Gökçe, olası bir deprem gözönüne alındığında özellikle İstanbul'daki boş alanların önem arz ettiğine dikkat çekerek, bu boş alanlara imar tadilatlarıyla yeni inşaatların yapılmaması gerektiğini vurguladı.
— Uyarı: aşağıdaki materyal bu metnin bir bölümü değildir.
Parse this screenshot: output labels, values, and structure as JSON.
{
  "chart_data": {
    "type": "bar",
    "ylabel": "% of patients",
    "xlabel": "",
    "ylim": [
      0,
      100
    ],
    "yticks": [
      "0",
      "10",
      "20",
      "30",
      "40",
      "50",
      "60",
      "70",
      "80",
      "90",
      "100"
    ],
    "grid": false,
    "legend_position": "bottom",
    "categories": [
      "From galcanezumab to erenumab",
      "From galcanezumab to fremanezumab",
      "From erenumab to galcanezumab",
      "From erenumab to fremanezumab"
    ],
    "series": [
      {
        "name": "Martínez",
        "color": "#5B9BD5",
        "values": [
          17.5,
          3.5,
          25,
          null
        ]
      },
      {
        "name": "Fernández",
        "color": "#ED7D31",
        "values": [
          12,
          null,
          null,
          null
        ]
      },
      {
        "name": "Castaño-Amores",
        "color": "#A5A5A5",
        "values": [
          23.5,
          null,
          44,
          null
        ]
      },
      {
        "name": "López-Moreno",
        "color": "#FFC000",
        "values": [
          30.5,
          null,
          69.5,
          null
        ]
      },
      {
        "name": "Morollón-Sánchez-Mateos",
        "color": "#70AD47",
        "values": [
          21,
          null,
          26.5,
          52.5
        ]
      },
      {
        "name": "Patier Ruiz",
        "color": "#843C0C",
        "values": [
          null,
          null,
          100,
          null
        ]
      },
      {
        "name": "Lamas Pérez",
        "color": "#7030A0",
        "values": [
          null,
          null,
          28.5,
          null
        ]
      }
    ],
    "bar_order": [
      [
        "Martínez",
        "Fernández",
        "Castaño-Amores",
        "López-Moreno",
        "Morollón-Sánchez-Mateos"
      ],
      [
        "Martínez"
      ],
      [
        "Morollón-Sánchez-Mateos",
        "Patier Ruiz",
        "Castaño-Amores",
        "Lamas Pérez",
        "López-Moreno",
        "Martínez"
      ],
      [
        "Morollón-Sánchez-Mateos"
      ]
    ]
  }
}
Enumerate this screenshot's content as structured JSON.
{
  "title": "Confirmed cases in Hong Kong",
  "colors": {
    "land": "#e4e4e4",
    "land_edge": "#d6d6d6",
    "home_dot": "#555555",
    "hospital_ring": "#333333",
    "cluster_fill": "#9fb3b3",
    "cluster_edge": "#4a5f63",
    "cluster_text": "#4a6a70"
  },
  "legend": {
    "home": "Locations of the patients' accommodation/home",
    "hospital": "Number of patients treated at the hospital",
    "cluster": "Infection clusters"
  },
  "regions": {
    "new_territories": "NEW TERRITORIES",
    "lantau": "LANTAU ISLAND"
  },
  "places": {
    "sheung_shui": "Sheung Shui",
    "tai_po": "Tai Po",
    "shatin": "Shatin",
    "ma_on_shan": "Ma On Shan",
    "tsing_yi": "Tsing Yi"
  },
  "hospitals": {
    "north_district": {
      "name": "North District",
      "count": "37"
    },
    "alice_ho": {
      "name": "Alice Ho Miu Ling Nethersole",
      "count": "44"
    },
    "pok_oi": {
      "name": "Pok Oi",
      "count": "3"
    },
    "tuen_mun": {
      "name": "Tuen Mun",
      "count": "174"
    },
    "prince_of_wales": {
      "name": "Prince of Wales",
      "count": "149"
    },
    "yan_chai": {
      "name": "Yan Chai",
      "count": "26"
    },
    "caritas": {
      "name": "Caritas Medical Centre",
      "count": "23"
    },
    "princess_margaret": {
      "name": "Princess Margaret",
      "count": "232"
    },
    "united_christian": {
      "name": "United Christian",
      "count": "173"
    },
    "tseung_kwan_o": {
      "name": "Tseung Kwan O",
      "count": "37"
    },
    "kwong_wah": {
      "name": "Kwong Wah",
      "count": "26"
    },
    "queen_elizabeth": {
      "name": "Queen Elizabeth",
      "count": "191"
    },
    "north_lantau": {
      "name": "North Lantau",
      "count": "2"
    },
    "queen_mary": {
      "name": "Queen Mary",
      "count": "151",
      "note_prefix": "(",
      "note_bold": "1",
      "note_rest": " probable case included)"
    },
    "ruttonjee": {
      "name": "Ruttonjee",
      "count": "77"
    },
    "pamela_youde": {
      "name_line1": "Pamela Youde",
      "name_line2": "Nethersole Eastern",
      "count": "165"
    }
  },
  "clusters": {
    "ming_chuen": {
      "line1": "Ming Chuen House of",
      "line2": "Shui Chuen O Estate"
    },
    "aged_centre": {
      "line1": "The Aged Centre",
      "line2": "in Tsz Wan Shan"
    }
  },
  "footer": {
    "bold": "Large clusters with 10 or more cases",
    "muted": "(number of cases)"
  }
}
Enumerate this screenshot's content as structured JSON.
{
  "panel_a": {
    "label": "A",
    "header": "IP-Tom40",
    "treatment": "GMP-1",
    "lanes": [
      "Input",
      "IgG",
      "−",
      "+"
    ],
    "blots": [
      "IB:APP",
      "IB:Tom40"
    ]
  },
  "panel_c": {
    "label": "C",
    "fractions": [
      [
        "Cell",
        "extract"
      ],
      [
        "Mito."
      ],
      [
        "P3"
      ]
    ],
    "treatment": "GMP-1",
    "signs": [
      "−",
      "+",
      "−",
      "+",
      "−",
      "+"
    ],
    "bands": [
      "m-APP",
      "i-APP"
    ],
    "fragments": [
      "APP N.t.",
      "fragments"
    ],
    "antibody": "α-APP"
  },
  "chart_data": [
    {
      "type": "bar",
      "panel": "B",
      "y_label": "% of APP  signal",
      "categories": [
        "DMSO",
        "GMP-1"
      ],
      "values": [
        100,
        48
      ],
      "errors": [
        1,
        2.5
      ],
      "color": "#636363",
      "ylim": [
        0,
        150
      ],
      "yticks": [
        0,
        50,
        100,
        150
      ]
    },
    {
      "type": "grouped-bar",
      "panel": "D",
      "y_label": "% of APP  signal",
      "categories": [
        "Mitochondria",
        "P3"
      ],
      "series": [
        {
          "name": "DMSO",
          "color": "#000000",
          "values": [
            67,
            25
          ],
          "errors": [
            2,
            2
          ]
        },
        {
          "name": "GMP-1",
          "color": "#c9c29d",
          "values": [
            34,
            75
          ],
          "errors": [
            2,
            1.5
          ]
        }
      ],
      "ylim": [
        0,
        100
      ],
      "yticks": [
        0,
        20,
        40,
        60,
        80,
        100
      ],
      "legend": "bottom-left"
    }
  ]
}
'AKLISELİM HİÇBİR İNSAN 3. KÖPRÜYÜ KULLANMAZ'
TMMOB Şehir Plancıları Odası İstanbul Şube Başkanı Tayfun Kahraman ise, "Bir ekonomik krizden sonra Türkiye ekonomisinin bu krizden teğet geçtiğini söyleyenler, bugün 3. köprüyü yapmak isteyenler. Çünkü şunu çok iyi biliyorlar ki, 3. köprüyle birlikte 3. köprünün yaratacağı yerleşim alanlarıyla birlikte Türkiye ekonomisi için çok büyük bir kentsel rant ortaya çıkacak ve bu kentsel rantların paylaşımı ekonomiyi ayakta tutacak. 3. köprü İstanbul'un kullanımından çok uzak bir bir köprü ve köprü güzergahı. Hiçbir aklıselim insan 30 kilometre yukarı çıkıp 30 kilometre aşağıya inerek karşı tarafa geçmez" diye konuştu.
Panelde konuşan TMMOB Mimarlar Odası İstanbul Büyükkent Şube Başkanı Deniz İncedayı ise, deprem konusunun hayati önem taşıdığına işaret ederek, konunun birçok meslek alanının ortak kesişim konusu olduğunu söyledi.